Contrairement à une idée reçue, seuls les moustiques femelles piquent. Elles ont besoin des protéines contenues dans le sang pour assurer le développement de leurs œufs. Grâce à leur odorat particulièrement développé, elles repèrent leurs proies en détectant notamment le dioxyde de carbone (CO₂) rejeté lors de la respiration ainsi que certaines substances présentes dans la sueur. La démangeaison ressentie après une piqûre est provoquée par la salive injectée par le moustique avant qu’il ne prélève le sang. Cette salive contient des substances anticoagulantes qui déclenchent une réaction inflammatoire. Les moustiques mâles, eux, se nourrissent uniquement de nectar et de sucs végétaux.
Des produits efficaces, mais à utiliser avec précaution
Pour éloigner les moustiques, les répulsifs contenant du DEET, de l’icaridine ou de l’IR3535 sont considérés comme les plus efficaces lorsqu’ils sont utilisés conformément aux recommandations. En revanche, certains produits nécessitent davantage de vigilance. Les spirales anti-moustiques, par exemple, dégagent lors de leur combustion des particules fines et divers composés irritants pouvant altérer la qualité de l’air intérieur. Leur utilisation est donc plutôt recommandée en extérieur ou dans des espaces bien ventilés. Les insecticides diffusés par aérosols ou prises électriques contiennent souvent des pyréthrinoïdes. S’ils sont efficaces contre les moustiques, ils peuvent également contribuer à la pollution de l’air intérieur et avoir un impact sur l’environnement, notamment les milieux aquatiques.

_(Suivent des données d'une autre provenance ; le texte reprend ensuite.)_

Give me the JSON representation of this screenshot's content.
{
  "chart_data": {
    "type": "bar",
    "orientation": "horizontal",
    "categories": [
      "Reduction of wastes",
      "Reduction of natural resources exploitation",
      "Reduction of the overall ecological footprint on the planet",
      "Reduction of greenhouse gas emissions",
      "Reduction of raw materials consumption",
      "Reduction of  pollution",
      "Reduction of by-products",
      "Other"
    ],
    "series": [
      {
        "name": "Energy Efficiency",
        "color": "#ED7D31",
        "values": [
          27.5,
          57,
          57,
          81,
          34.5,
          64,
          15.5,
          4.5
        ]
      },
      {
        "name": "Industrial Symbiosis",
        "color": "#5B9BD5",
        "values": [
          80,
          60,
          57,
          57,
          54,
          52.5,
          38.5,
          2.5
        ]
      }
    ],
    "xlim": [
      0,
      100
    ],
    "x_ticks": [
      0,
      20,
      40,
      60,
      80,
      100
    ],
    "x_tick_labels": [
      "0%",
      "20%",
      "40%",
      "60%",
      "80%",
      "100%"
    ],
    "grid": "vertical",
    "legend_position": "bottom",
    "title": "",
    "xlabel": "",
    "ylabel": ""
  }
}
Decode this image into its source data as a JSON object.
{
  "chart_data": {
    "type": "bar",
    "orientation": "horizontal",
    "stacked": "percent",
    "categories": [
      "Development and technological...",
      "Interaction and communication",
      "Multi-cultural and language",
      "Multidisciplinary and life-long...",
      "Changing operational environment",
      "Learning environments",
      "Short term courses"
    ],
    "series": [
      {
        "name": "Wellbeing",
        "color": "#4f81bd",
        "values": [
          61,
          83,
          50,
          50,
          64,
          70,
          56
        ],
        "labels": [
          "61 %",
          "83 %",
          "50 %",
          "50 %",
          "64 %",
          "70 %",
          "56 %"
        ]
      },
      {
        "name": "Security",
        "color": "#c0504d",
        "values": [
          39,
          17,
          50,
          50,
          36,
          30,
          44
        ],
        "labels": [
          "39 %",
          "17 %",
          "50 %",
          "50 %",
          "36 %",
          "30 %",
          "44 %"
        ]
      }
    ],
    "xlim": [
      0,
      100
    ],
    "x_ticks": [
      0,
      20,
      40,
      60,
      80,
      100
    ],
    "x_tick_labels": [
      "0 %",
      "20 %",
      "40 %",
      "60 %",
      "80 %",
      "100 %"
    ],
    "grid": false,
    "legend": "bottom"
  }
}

Le changement climatique favorise leur développement
Les moustiques sont particulièrement sensibles aux conditions météorologiques. La hausse des températures accélère le développement des larves, favorise la reproduction des adultes et allonge les périodes d’activité. Cette évolution des conditions climatiques contribue à l’installation de nouvelles espèces dans des régions autrefois moins favorables à leur survie. Elle augmente également les risques de transmission de certaines maladies lorsque des personnes infectées reviennent de zones où circulent des virus comme la dengue, le chikungunya ou le Zika. Selon l’Organisation mondiale de la santé, près de la moitié de la population mondiale est aujourd’hui exposée au risque de dengue.
Le moustique tigre poursuit son expansion
Symbole de cette évolution, le moustique tigre (Aedes albopictus), originaire d’Asie, poursuit sa progression en France. Introduit sur le territoire métropolitain en 2004, il était implanté au 1er janvier 2026 dans 83 des 96 départements métropolitains, soit 86 % du territoire. Cette espèce invasive est capable de transmettre plusieurs maladies virales et bénéficie à la fois de l’intensification des échanges internationaux et de conditions climatiques plus favorables à son développement. Ses œufs présentent en outre une forte résistance et peuvent survivre plusieurs mois dans un environnement sec avant d’éclore au contact de l’eau.
Les gestes simples à adopter
La meilleure protection reste la prévention. Atmo Bourgogne-Franche-Comté recommande notamment de supprimer toutes les eaux stagnantes susceptibles de servir de lieux de ponte, comme les soucoupes de pots de fleurs, les gouttières encombrées ou les récipients laissés à l’extérieur. L’installation de moustiquaires, le port de vêtements couvrants et clairs, l’utilisation d’un ventilateur ou encore l’application de répulsifs adaptés permettent également de limiter les piqûres. Enfin, contrairement à une croyance répandue, les moustiques ne sont pas principalement attirés par la lumière. Ce sont surtout le CO₂, la chaleur corporelle et certaines substances présentes dans la transpiration qui les guident vers leurs victimes.